While living in Pittsburgh in 1996, McDermott was approached by John Irwin— who chaired the Writing Seminars at that time—about coming to Hopkins for a writing residency. By that time, she’d written three books, been a finalist for the National Book Award and Pulitzer Prize, and done some college teaching. “I heard her read at the Sewanee Writers’ Conference [in Tennessee] and knew she’d be a perfect fit,” recalls Irwin. “Her writing was humane and deeply felt. She was a consummate stylist.”

McDermott accepted the invitation, “because it was Hopkins,” she says. “It was the house that Barth built,” referring to longtime faculty member, John Barth, who built up the program and retired before she arrived.

She commuted from Pittsburgh for a year and enjoyed working with serious-minded colleagues like Stephen Dixon, who says that McDermott was, indeed, a perfect fit. “She created a fair, relaxed, and warm atmosphere in the classroom,” says Dixon. “In addition to that, she was incisive and very smart.”

After the residency was over, McDermott was invited to stay. Around the same time, her husband got the NIH job, they made the move to Bethesda, and she became a regular presence at the university, though her exposure to Baltimore was limited to reading Anne Tyler books, which, she notes, made her “very receptive to the city.” She was named the Richard A. Macksey Professor for Distinguished Teaching in the Humanities, which is an endowed chair, in 1999, the year after winning the National Book Award.

Since then, she has been Hopkins’ marquee writer, following predecessors such as Barth, Robert Stone, and Mark Strand. “As a highly visible writer, she attracts students to the fiction department,” says Irwin. “And she’s very hands-on once they get here, a truly great teacher.”

“She was very human, kind, and honest,” says former student Adichie. “She had a quiet class and grace and wore her immense talent very lightly. She was also very sharp as a reader—she got things and saw things. I paid attention to the comments she wrote on my stories.” (McDermott, for her part, takes no credit for Adichie’s success, saying she was “almost fully formed when she came to us.”)

Matthew Thomas was similarly impressed. “Alice taught us that every story should be not just one story, but two stories, or more than two if possible,” he recalls. “There should always be a parallel story, she urged. With that in mind, I will say that there is the story Alice’s work tells, and then there is the parallel story of the remarkable person Alice is in the world.

“She is one of those transformative teachers one is lucky to meet even once in a lifetime, a great writer, an American treasure, a gift to readers everywhere. Nearly above all else, what I remember about Alice is her wonderful laugh, which suggested that everything was right in the world, or could be with a little mutual effort.”

McDermott has long maintained that writing fiction helps her make sense of the world, so it’s remarkable that making sense of others’ fiction holds such appeal for her. “It’s just a matter of getting down and dirty in their prose with them,” she explains. “We’re all there trying to make the story, novel, or chapter as good as it can be.
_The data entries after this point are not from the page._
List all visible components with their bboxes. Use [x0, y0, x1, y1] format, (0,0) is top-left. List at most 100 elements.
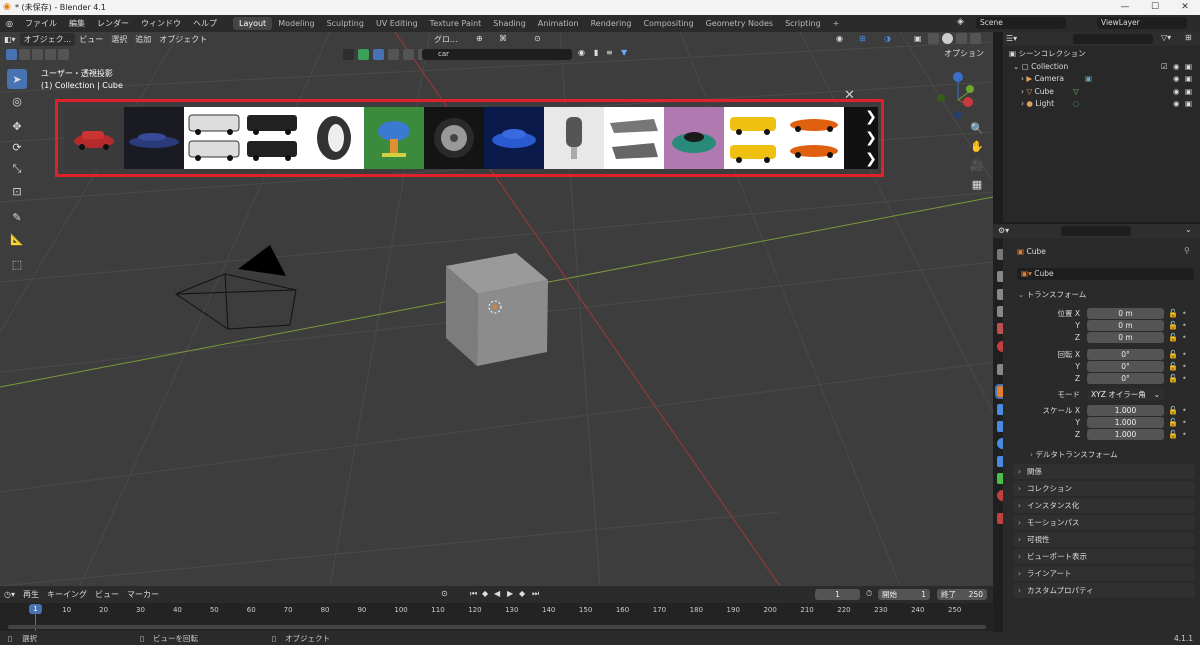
- clock-icon[interactable]: ⏱: [866, 589, 872, 599]
- current-frame-field[interactable]: 1: [815, 589, 860, 600]
- keyframe-dot-icon[interactable]: •: [1182, 349, 1187, 360]
- keyframe-dot-icon[interactable]: •: [1182, 405, 1187, 416]
- lock-icon[interactable]: 🔓: [1168, 373, 1178, 384]
- camera-view-icon[interactable]: 🎥: [968, 157, 986, 175]
- pan-hand-icon[interactable]: ✋: [968, 138, 986, 156]
- xray-icon[interactable]: ▣: [910, 33, 926, 44]
- object-datablock-field[interactable]: ▣▾ Cube: [1017, 268, 1194, 280]
- filter-icon[interactable]: ▽▾: [1161, 33, 1171, 42]
- move-tool-icon[interactable]: ✥: [7, 116, 27, 136]
- tab-layout[interactable]: Layout: [232, 17, 273, 30]
- rendered-shading-icon[interactable]: [970, 33, 981, 44]
- blender-menu-icon[interactable]: ◎: [0, 19, 19, 28]
- keyframe-dot-icon[interactable]: •: [1182, 332, 1187, 343]
- rotation-z-field[interactable]: 0°: [1087, 373, 1164, 384]
- camera-render-icon[interactable]: ▣: [1185, 98, 1192, 110]
- section-motion-paths[interactable]: › モーションパス: [1013, 515, 1195, 530]
- menu-edit[interactable]: 編集: [63, 18, 91, 29]
- asset-thumbnail-spring-rider-toy[interactable]: [364, 107, 424, 169]
- proportional-icon[interactable]: ⊙: [530, 33, 545, 44]
- menu-file[interactable]: ファイル: [19, 18, 63, 29]
- section-visibility[interactable]: › 可視性: [1013, 532, 1195, 547]
- transform-tool-icon[interactable]: ⊡: [7, 181, 27, 201]
- menu-keying[interactable]: キーイング: [43, 588, 91, 601]
- properties-options-icon[interactable]: ⌄: [1185, 225, 1192, 234]
- asset-thumbnail-blue-sedan[interactable]: [484, 107, 544, 169]
- delta-transform-header[interactable]: › デルタトランスフォーム: [1030, 449, 1118, 460]
- location-x-field[interactable]: 0 m: [1087, 308, 1164, 319]
- world-filter-icon[interactable]: [403, 49, 414, 60]
- material-shading-icon[interactable]: [956, 33, 967, 44]
- section-custom-properties[interactable]: › カスタムプロパティ: [1013, 583, 1195, 598]
- section-relations[interactable]: › 関係: [1013, 464, 1195, 479]
- asset-thumbnail-police-suv[interactable]: [184, 107, 304, 169]
- asset-thumbnail-red-classic-car[interactable]: [64, 107, 124, 169]
- menu-view[interactable]: ビュー: [75, 33, 107, 46]
- asset-thumbnail-blue-sports-car[interactable]: [124, 107, 184, 169]
- cursor-tool-icon[interactable]: ◎: [7, 91, 27, 111]
- zoom-icon[interactable]: 🔍: [968, 120, 986, 138]
- pivot-icon[interactable]: ⊕: [472, 33, 487, 44]
- asset-thumbnail-alloy-wheel[interactable]: [424, 107, 484, 169]
- camera-render-icon[interactable]: ▣: [1185, 73, 1192, 85]
- lock-icon[interactable]: 🔓: [1168, 349, 1178, 360]
- add-workspace-button[interactable]: +: [827, 17, 846, 30]
- scene-selector[interactable]: Scene: [976, 17, 1066, 29]
- editor-type-icon[interactable]: ◧▾: [0, 34, 20, 45]
- outliner-scene-collection[interactable]: ▣ シーンコレクション: [1003, 48, 1200, 60]
- scale-x-field[interactable]: 1.000: [1087, 405, 1164, 416]
- lock-icon[interactable]: 🔓: [1168, 361, 1178, 372]
- asset-thumbnail-orange-supercar[interactable]: [784, 107, 844, 169]
- lock-icon[interactable]: 🔓: [1168, 429, 1178, 440]
- properties-editor-icon[interactable]: ⚙▾: [998, 226, 1009, 235]
- measure-tool-icon[interactable]: 📐: [7, 229, 27, 249]
- asset-thumbnail-tire[interactable]: [304, 107, 364, 169]
- eye-icon[interactable]: ◉: [1173, 98, 1180, 110]
- timeline-scrollbar[interactable]: [8, 625, 986, 629]
- asset-thumbnail-yellow-taxi[interactable]: [724, 107, 784, 169]
- outliner-editor-icon[interactable]: ☰▾: [1006, 34, 1017, 43]
- select-intersect-icon[interactable]: [58, 48, 69, 60]
- snap-icon[interactable]: ⌘: [495, 33, 511, 44]
- tab-animation[interactable]: Animation: [532, 17, 585, 30]
- maximize-button[interactable]: ☐: [1140, 0, 1170, 15]
- asset-browser-toggles[interactable]: [343, 49, 431, 60]
- menu-add[interactable]: 追加: [131, 33, 155, 46]
- outliner-item-collection[interactable]: ⌄ ▢ Collection ☑ ◉ ▣: [1003, 61, 1200, 73]
- section-viewport-display[interactable]: › ビューポート表示: [1013, 549, 1195, 564]
- location-y-field[interactable]: 0 m: [1087, 320, 1164, 331]
- gizmo-icon[interactable]: ⊞: [855, 33, 870, 44]
- outliner-item-cube[interactable]: › ▽ Cube ▽ ◉ ▣: [1003, 86, 1200, 98]
- area-divider[interactable]: [993, 32, 1003, 222]
- tab-shading[interactable]: Shading: [487, 17, 532, 30]
- checkbox-icon[interactable]: ☑: [1161, 61, 1168, 73]
- funnel-icon[interactable]: ▼: [617, 47, 631, 58]
- menu-help[interactable]: ヘルプ: [187, 18, 223, 29]
- mode-selector[interactable]: オブジェク...: [19, 32, 76, 46]
- lock-icon[interactable]: 🔓: [1168, 320, 1178, 331]
- keyframe-dot-icon[interactable]: •: [1182, 308, 1187, 319]
- keyframe-dot-icon[interactable]: •: [1182, 373, 1187, 384]
- camera-render-icon[interactable]: ▣: [1185, 61, 1192, 73]
- asset-thumbnail-wrecked-car[interactable]: [604, 107, 664, 169]
- viewlayer-selector[interactable]: ViewLayer: [1097, 17, 1187, 29]
- menu-select[interactable]: 選択: [107, 33, 131, 46]
- new-collection-icon[interactable]: ⊞: [1185, 33, 1192, 42]
- tab-sculpting[interactable]: Sculpting: [321, 17, 370, 30]
- tab-texture-paint[interactable]: Texture Paint: [424, 17, 488, 30]
- auto-keying-icon[interactable]: ⊙: [437, 588, 452, 599]
- overlay-icon[interactable]: ◑: [880, 33, 895, 44]
- tab-modeling[interactable]: Modeling: [272, 17, 320, 30]
- bookmark-icon[interactable]: ▮: [590, 47, 602, 58]
- tab-uv-editing[interactable]: UV Editing: [370, 17, 424, 30]
- keyframe-dot-icon[interactable]: •: [1182, 429, 1187, 440]
- tab-scripting[interactable]: Scripting: [779, 17, 827, 30]
- keyframe-dot-icon[interactable]: •: [1182, 417, 1187, 428]
- wireframe-shading-icon[interactable]: [928, 33, 939, 44]
- current-frame-indicator[interactable]: 1: [29, 604, 42, 614]
- options-dropdown[interactable]: オプション: [940, 47, 988, 60]
- menu-marker[interactable]: マーカー: [123, 588, 163, 601]
- scale-y-field[interactable]: 1.000: [1087, 417, 1164, 428]
- eye-filter-icon[interactable]: ◉: [574, 47, 589, 58]
- next-arrow-icon[interactable]: ❯: [865, 109, 877, 125]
It’s a constant struggle to get it down, get it clear, and understand that your intentions are the same, whether you’re an undergraduate writing a short story or a writer with seven published novels. The continually reassuring thing is that we’re all novices when we start a new work.”

That point gives her pause. She takes a sip of tea and adds: “There’s so much you don’t know until you start writing.”